Conrad had spent time in four different Barnardean services, and had a fine eye for uniforms. These were neither military nor medical; they looked more like a mechanic’s coverall than anything else. They had names stenciled in black across the left breast, but no indications of rank or functional specialty. Indeed, the only insignia was a white rectangle on each man’s left sleeve, bearing a blood-red circle surrounded by five outward-facing triangles. A sunburst, highly stylized.
Conrad counted twenty men, two of them with bullhorns and all of them carrying objects he recognized immediately: contact tazzers, capable of dropping any human being in his or her tracks with the merest brush of their business end. The tazzer was a humane weapon as such things went, but the people who’d actually been struck by one—Conrad included—tended to give them a wide berth. In the words of the poet Rodenbeck, “Being tazzed is like being stepped on by an electric elephant.”
The other surprise was that the half-dressed kids at the bottom of the stairs—nearly a hundred of them—were holding their ground rather than falling back or scattering.
“What’s happening?” Bechs asked, buzzing up beside Conrad for a look.
“It’s the Red Sun eviction team,” Conrad answered. Then, in a much louder voice: “Feck! Xmary!”
He stepped out onto the balcony, prepared to vault over its railing as Xmary had done, or at least call down advice to the children and warnings to the Red Sun security. But the surprises just kept on coming.
“We are not taking names,” said one of the bullhorn carriers in an amplified but outwardly reasonable tone. “No one here will be punished.

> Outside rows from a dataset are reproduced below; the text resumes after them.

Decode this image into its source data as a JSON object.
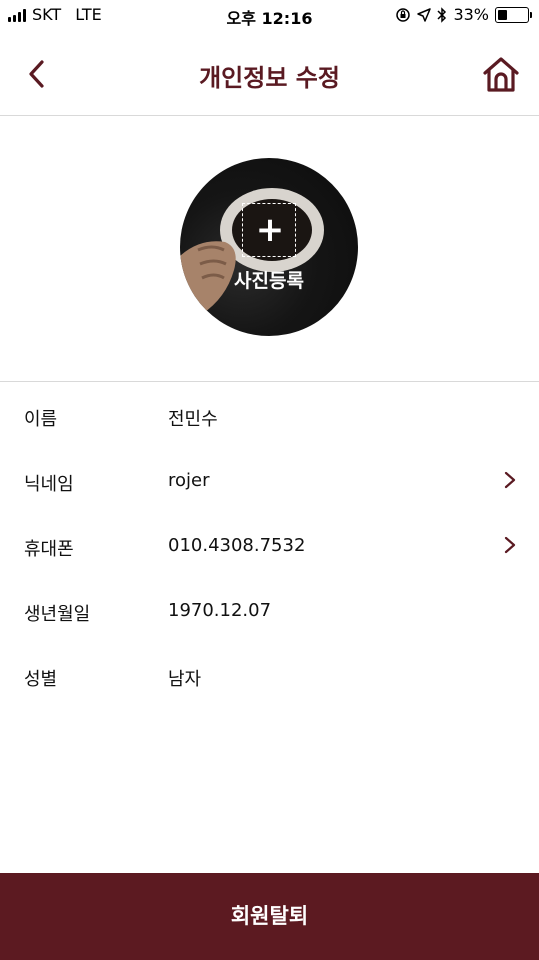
{
  "status_bar": {
    "carrier": "SKT",
    "network": "LTE",
    "time": "오후 12:16",
    "battery_percent": "33%",
    "battery_level": 0.33
  },
  "header": {
    "title": "개인정보 수정",
    "back_icon": "chevron-left-icon",
    "home_icon": "home-icon",
    "accent_color": "#5a1a22"
  },
  "profile": {
    "photo_label": "사진등록",
    "add_icon": "plus-icon"
  },
  "info": [
    {
      "label": "이름",
      "value": "전민수"
    },
    {
      "label": "닉네임",
      "value": "rojer"
    },
    {
      "label": "휴대폰",
      "value": "010.4308.7532"
    },
    {
      "label": "생년월일",
      "value": "1970.12.07"
    },
    {
      "label": "성별",
      "value": "남자"
    }
  ],
  "footer": {
    "withdraw_label": "회원탈퇴",
    "button_color": "#5c1a21"
  }
}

We simply request that you vacate these premises so they can be put to humanitarian use.”
But the kids—boys and girls alike—were forming up into battle lines as though they’d been training for it all their lives. Their wellgold necklaces and earrings flashed and flickered in the sunlight, not merely reflecting but in some way modulating the glare. Passing notes in class, oh my, in their own secret language. Did they feel it as taps upon their skin? As nerve inductions? As sights or sounds?